Tea Time!

A tea factory with fermenting tea leaves. Chakva, Georgia (1905).
A group of women harvesting tea. Chakva, Georgia (1905).

Sergei Prokudin-Gordskii was a Russian photographer who was hired by Tsar Nicholas II to travel around the Russian Empire and photograph urban and rural scenes, the up and coming railroad, people, factories, and natural scenes. His ability to develop the photos in color made his collection more visual. A pair of images I found very intriguing while looking at his collection in the World Digital Library was a tea factory and a tea plantation in Chakva, Georgia. Tea was a popular commodity throughout the Russian Empire because of its taste and accessibility. By the early 20th century however Chakva became one of Russia’s main suppliers of tea (Denner, 2019). Georgia’s humid climate made it easy to sustain and cultivate tea bushes in mass production (Denner, 2019). However, discontent held by Georgian farmers grew into a national movement by the late 19th and early 20th century. New social classes emerged during the Russian Imperial period due to industrialization and an agricultural crisis who were ready for change (Freeze, 213). 

The first image shows a tea factory with bins of fermenting tea leaves. Behind these bins appears to be machines that could have been used to process the leaves and make the tea. I would assume the tea factory is close to the tea plantation so the freshly plucked leaves could stay as fresh as possible (“How Tea is Made”). The second image depicts workers, I would assume mainly women, picking tea leaves. It looks to be laborious work as they constantly have to bend over and pick the top leaves from the mature plants to ensure the best tea quality (“How Tea is Made”). On the far left of the image there appears to be a man in a white tunic and cap who I would assume to be a supervisor. 

Before the Russian empire expanded into Georgia, the Ottoman Empire had dominated the area in the 16th century. Georgia had a majority peasant population and had been exploited for their labor by invaders. The emancipation of the serfs, by Tsar Nicholas II, “freed” many peasants but did little to alleviate their poverty as they were still assigned to plots of land to work. The growth of capitalism created an urban working class in Georgia. Economic conditions continued to worsen and growing discontent contributed to the growth of revolutionary movements such as strikes and revolts within the Russian Empire.

 

Works Cited:

Freeze, Gregory L. Russia: a History. Oxford University Press, 2009.

“Harvesting Tea. Group of Greek Women. Caucasus. Chakva,” 1905. https://www.wdl.org/en/item/5506/.

Twinings UK & Ireland. “How Is Tea Made.” Accessed February 2, 2020. https://www.twinings.co.uk/about-tea/how-is-tea-made

Denner, Michael. “Origins: Black Sea Georgian Tea.” Tea Journey (blog), September 20, 2019. https://teajourney.pub/origins-black-sea-georgian-tea/.

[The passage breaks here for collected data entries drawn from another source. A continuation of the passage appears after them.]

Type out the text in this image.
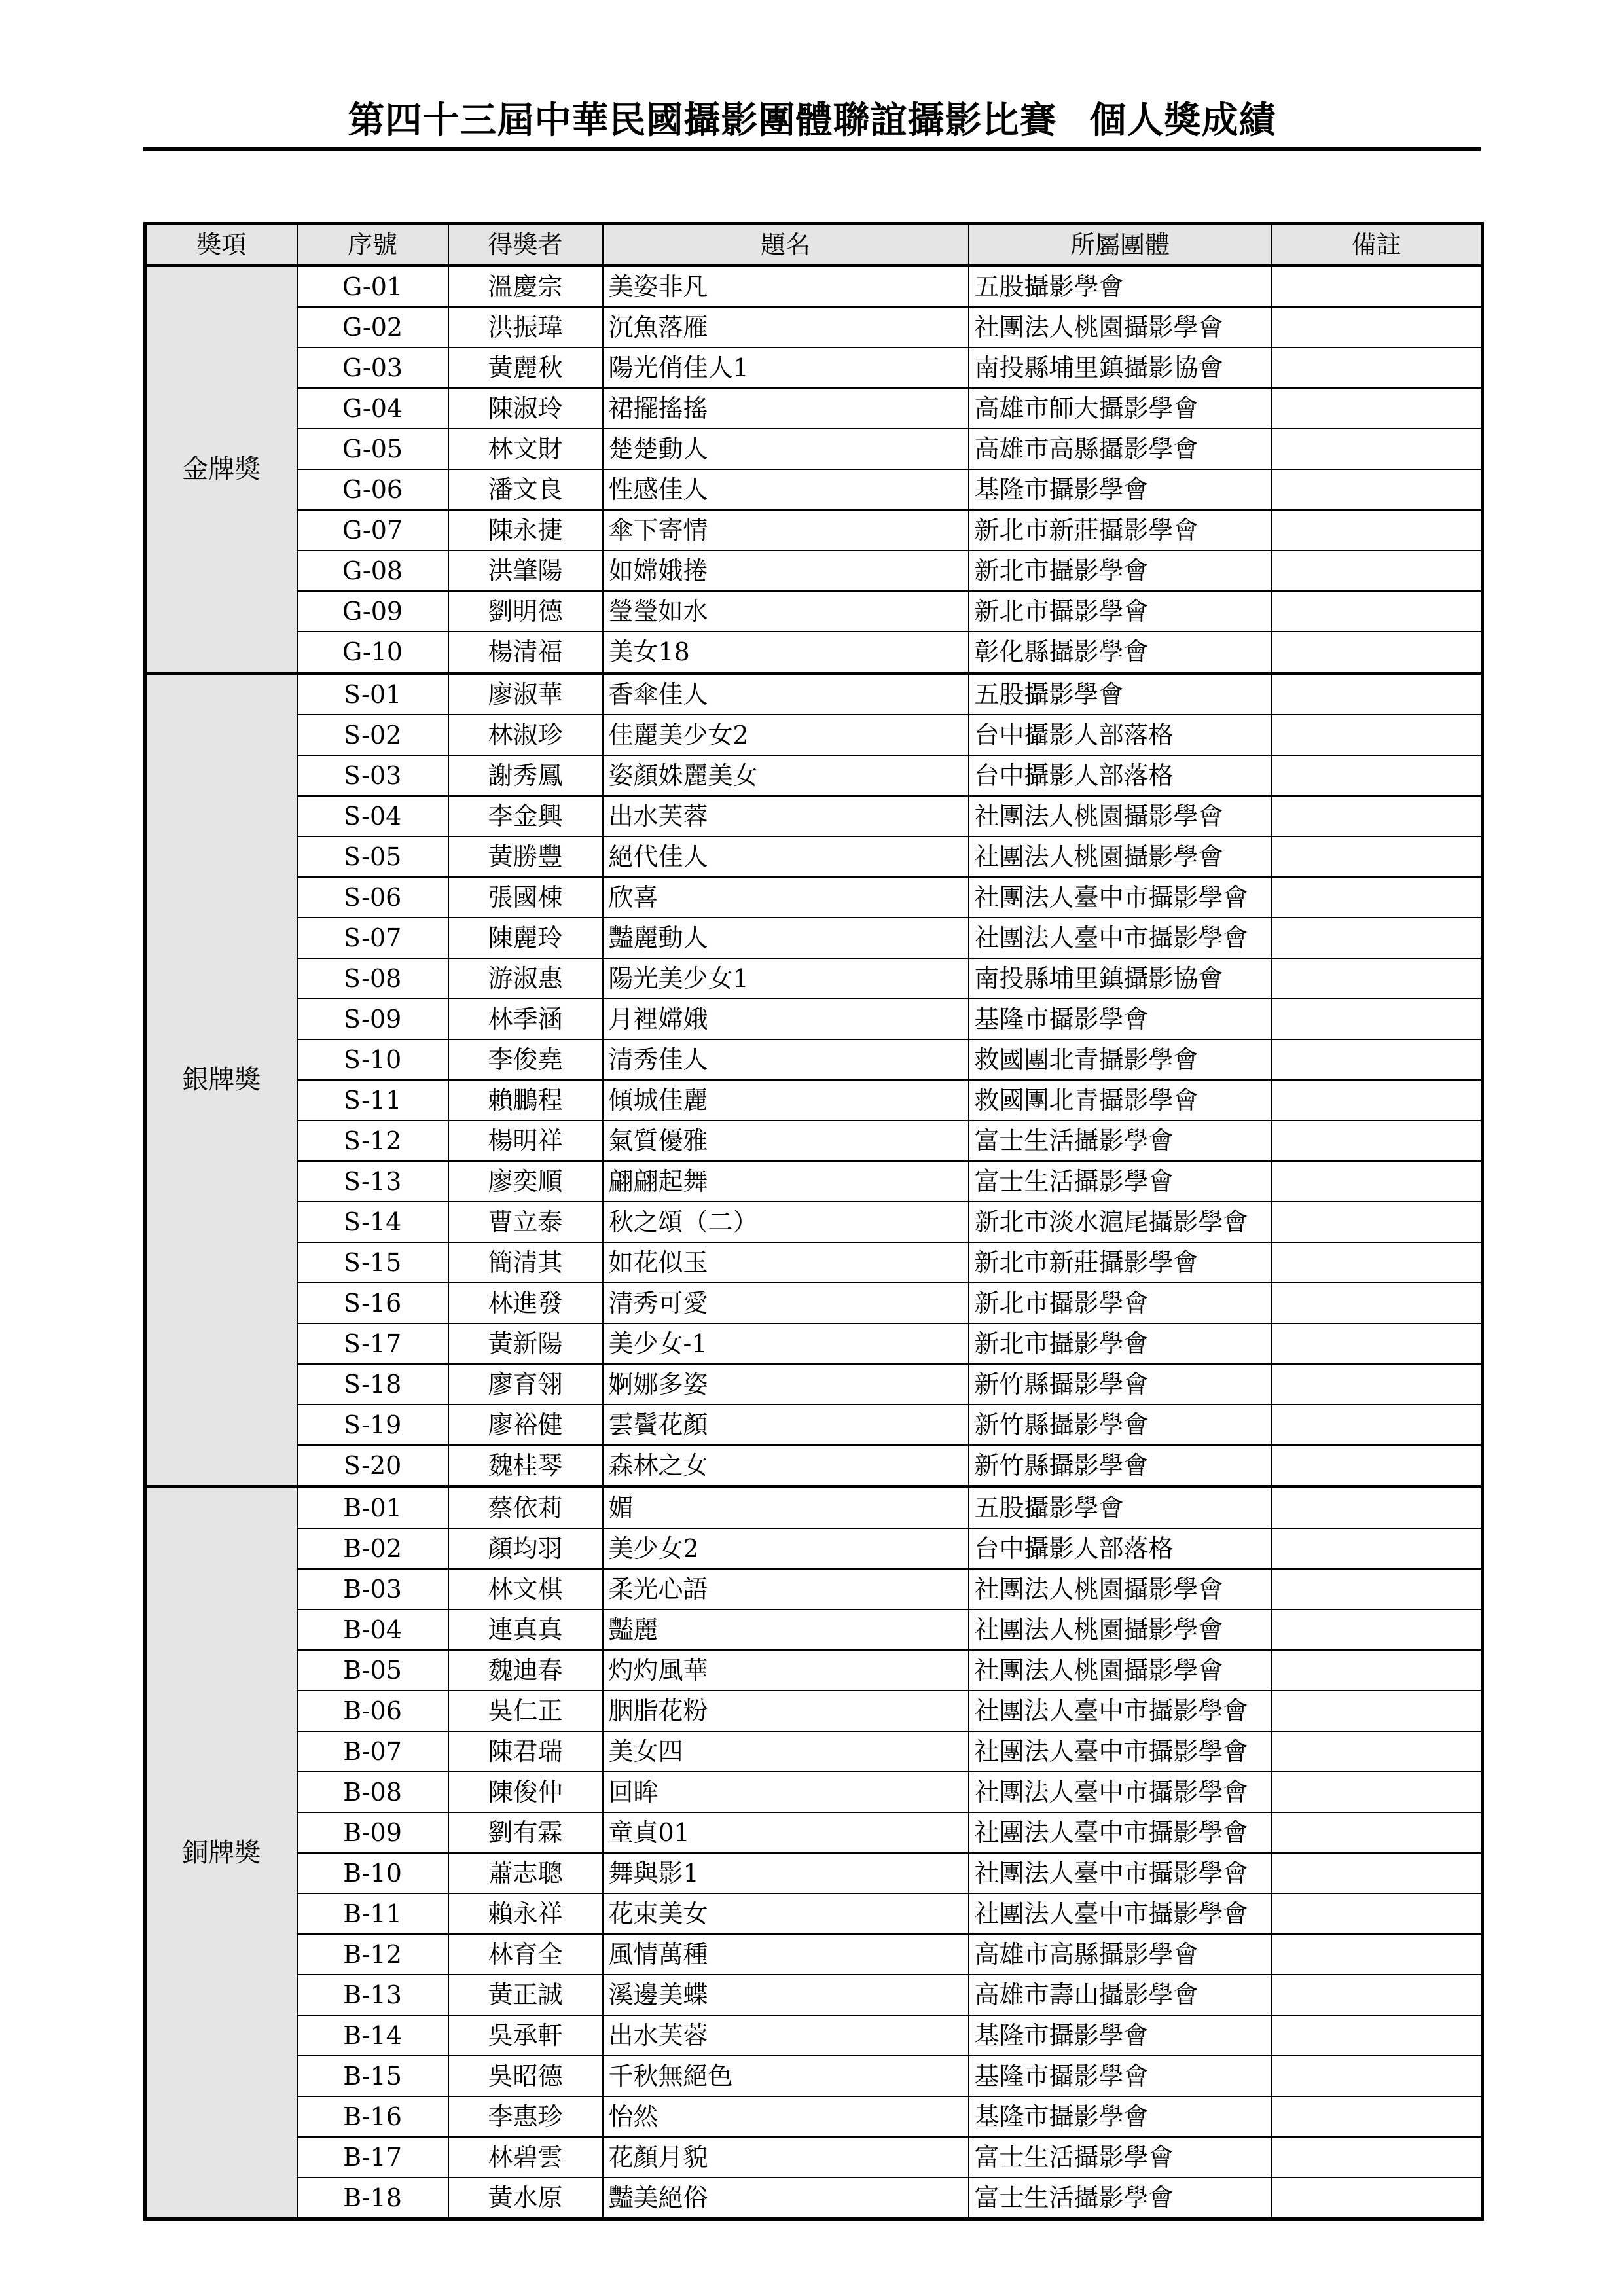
第四十三屆中華民國攝影團體聯誼攝影比賽 個人獎成績
獎項	序號	得獎者	題名	所屬團體	備註
金牌獎	G-01	溫慶宗	美姿非凡	五股攝影學會	
	G-02	洪振瑋	沉魚落雁	社團法人桃園攝影學會	
	G-03	黃麗秋	陽光俏佳人1	南投縣埔里鎮攝影協會	
	G-04	陳淑玲	裙擺搖搖	高雄市師大攝影學會	
	G-05	林文財	楚楚動人	高雄市高縣攝影學會	
	G-06	潘文良	性感佳人	基隆市攝影學會	
	G-07	陳永捷	傘下寄情	新北市新莊攝影學會	
	G-08	洪肇陽	如嫦娥捲	新北市攝影學會	
	G-09	劉明德	瑩瑩如水	新北市攝影學會	
	G-10	楊清福	美女18	彰化縣攝影學會	
銀牌獎	S-01	廖淑華	香傘佳人	五股攝影學會	
	S-02	林淑珍	佳麗美少女2	台中攝影人部落格	
	S-03	謝秀鳳	姿顏姝麗美女	台中攝影人部落格	
	S-04	李金興	出水芙蓉	社團法人桃園攝影學會	
	S-05	黃勝豐	絕代佳人	社團法人桃園攝影學會	
	S-06	張國棟	欣喜	社團法人臺中市攝影學會	
	S-07	陳麗玲	豔麗動人	社團法人臺中市攝影學會	
	S-08	游淑惠	陽光美少女1	南投縣埔里鎮攝影協會	
	S-09	林季涵	月裡嫦娥	基隆市攝影學會	
	S-10	李俊堯	清秀佳人	救國團北青攝影學會	
	S-11	賴鵬程	傾城佳麗	救國團北青攝影學會	
	S-12	楊明祥	氣質優雅	富士生活攝影學會	
	S-13	廖奕順	翩翩起舞	富士生活攝影學會	
	S-14	曹立泰	秋之頌（二）	新北市淡水滬尾攝影學會	
	S-15	簡清其	如花似玉	新北市新莊攝影學會	
	S-16	林進發	清秀可愛	新北市攝影學會	
	S-17	黃新陽	美少女-1	新北市攝影學會	
	S-18	廖育翎	婀娜多姿	新竹縣攝影學會	
	S-19	廖裕健	雲鬢花顏	新竹縣攝影學會	
	S-20	魏桂琴	森林之女	新竹縣攝影學會	
銅牌獎	B-01	蔡依莉	媚	五股攝影學會	
	B-02	顏均羽	美少女2	台中攝影人部落格	
	B-03	林文棋	柔光心語	社團法人桃園攝影學會	
	B-04	連真真	豔麗	社團法人桃園攝影學會	
	B-05	魏迪春	灼灼風華	社團法人桃園攝影學會	
	B-06	吳仁正	胭脂花粉	社團法人臺中市攝影學會	
	B-07	陳君瑞	美女四	社團法人臺中市攝影學會	
	B-08	陳俊仲	回眸	社團法人臺中市攝影學會	
	B-09	劉有霖	童貞01	社團法人臺中市攝影學會	
	B-10	蕭志聰	舞與影1	社團法人臺中市攝影學會	
	B-11	賴永祥	花束美女	社團法人臺中市攝影學會	
	B-12	林育全	風情萬種	高雄市高縣攝影學會	
	B-13	黃正誠	溪邊美蝶	高雄市壽山攝影學會	
	B-14	吳承軒	出水芙蓉	基隆市攝影學會	
	B-15	吳昭德	千秋無絕色	基隆市攝影學會	
	B-16	李惠珍	怡然	基隆市攝影學會	
	B-17	林碧雲	花顏月貌	富士生活攝影學會	
	B-18	黃水原	豔美絕俗	富士生活攝影學會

“Tea Factory in Chakva. Tubs and Baskets with Fragrant Tea,” 1905. https://www.wdl.org/en/item/5500/.

4 Replies to “Tea Time!”

  1. Natalie,

    I really find these images interesting, specifically the second one. You pointed out the man in the white tunic as a potential overseer, but I couldn’t help to notice the man standing across from him in the blue shirt and black hat. Perhaps they are both supervisors? Its also very interesting to see how similar working conditions in Imperial Russia were to those in the United States during slavery. Although this is clearly not as harsh as American slavery was, it definitely resembles it in many ways.

  2. I really find it interesting how tea is seen as something fancy or something that rich people part-take in. It probably was a more widespread activity to drink tea in the 18th-19th centuries, but today it definitely is seen as refined. Its just really wild to me how rich nobles forced peasants to labour in order to fuel their own activities. To me, its kind of how luxury brands out source their manufacturing to poor regions in the world, only to sell those products for a lot of money to rich people.

  3. It is truly quite interesting in my opinion how the control of the tea trade can almost be entirely tied to the struggle between east and west. I really like how you incorporated some of the history of the competition between Russia and the Ottoman Empire in your post. These are also some of the most beautiful pictures in the compilation.